In all these projects, our focus is on developing and testing theoretically rigorous, yet practical, tools and techniques for addressing the business challenge of BoP markets. Take, for example, the partnership with SC Johnson in Ghana. As anticipated, initial research revealed that consumers not only knew little about how malaria was transmitted, but were actually indifferent to it — it was a routine part of their lives. In addition, there were no sales outlets through which the products could effectively be sold, and the rutted dirt roads connecting the villages would limit the reach of any distribution hub.
To thoroughly understand the economics of a new rural sales channel that could provide the "high-touch," face-to-face interaction needed to raise consumers’ interest and be profitable within our investment timeline, we developed a detailed financial model. The model showed profitability only at a very high gross margin and a relatively high price point — an approach counter to conventional wisdom.
Higher margins were attained through a combination of strategies to raise revenue and drive down costs. To raise the price point for each transaction, mosquito products were bundled with other SCJ home care products, including a solid-surface cleaner and an air freshener. Packaging costs were eliminated by giving customers branded, refillable containers; and sales costs were cut by structuring the business as a club, with memberships sold to groups of customers rather than individuals.vii
We also used a suite of market-creation strategies to help drive up consumer adoption. A monthly membership pricing structure ensured that customers would use products multiple times, building comfort and familiarity with the use of mosquito repellents and sprays. We also added a loyalty rewards program, with prizes consumers already valued, such as farming implements and metal washbasins. This helped offset the novelty of the SCJ products and increased their perceived value. The results of the pilot were very promising, and we made significant strides toward profitability. The rigorous financial modeling provided us crucial information on areas for improvement. A second pilot, based on a revised business model, is now underway.

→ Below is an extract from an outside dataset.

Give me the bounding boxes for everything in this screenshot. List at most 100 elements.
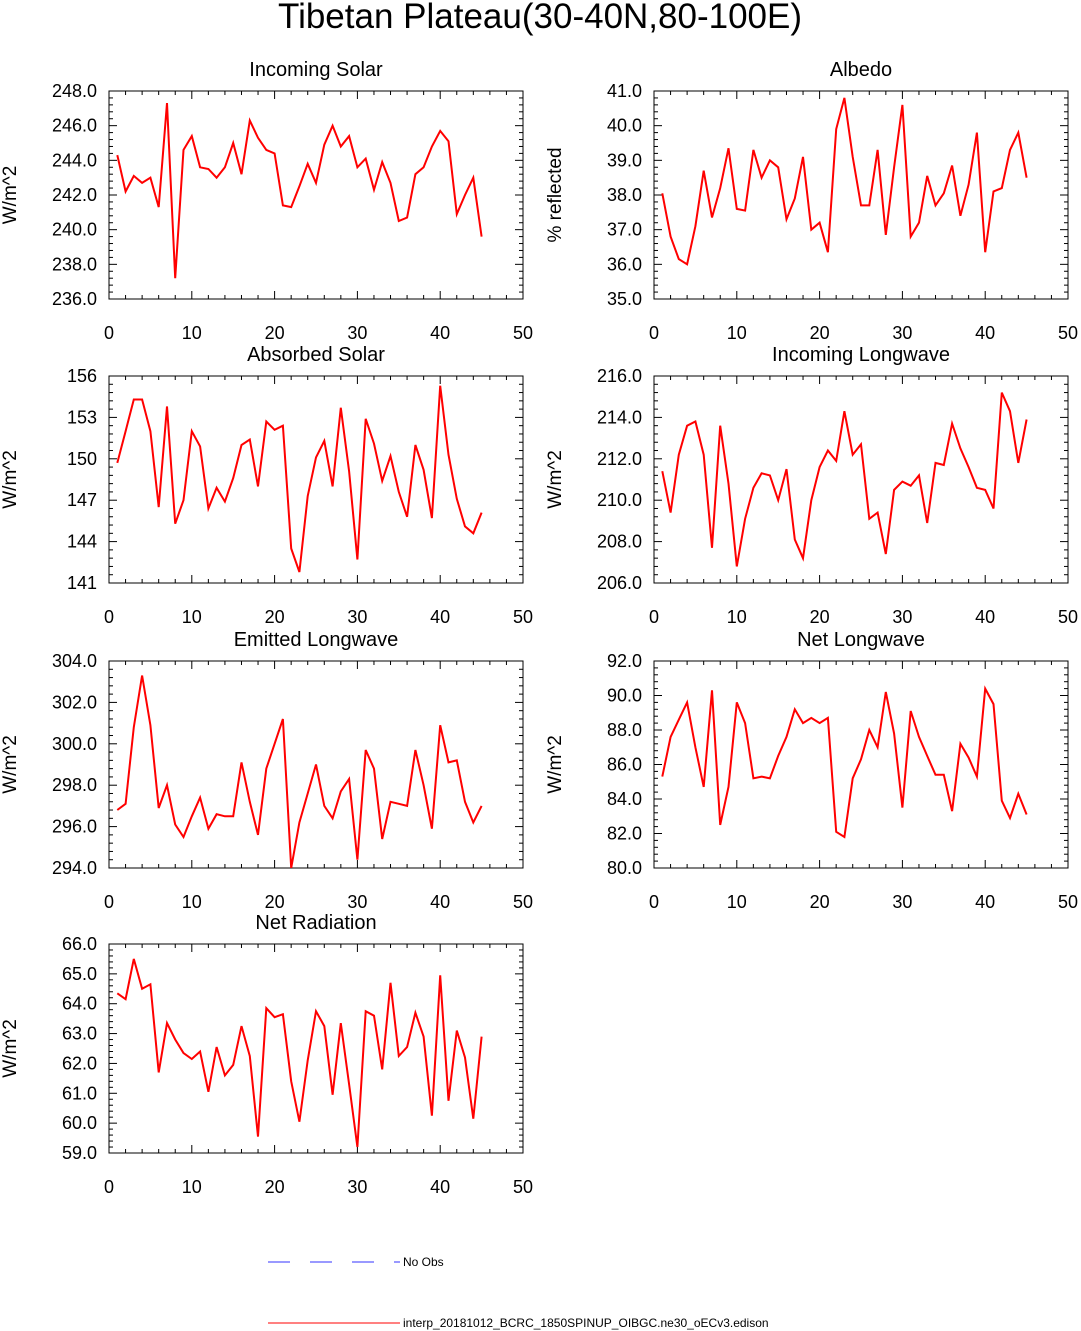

In the end, a focus on business fundamentals is the best way to ensure positive, sustainable social impact from corporate BoP projects. Aside from ensuring access to high-quality products that improve people’s lives, a profitable business will contribute to local economic development. It’s not the immediate, revolutionary change about which pundits wax eloquently — but it’s real and it’s doable. And over time, the incremental impact of thousands of profitable corporate ventures will bring about radical change in the lives of the poor.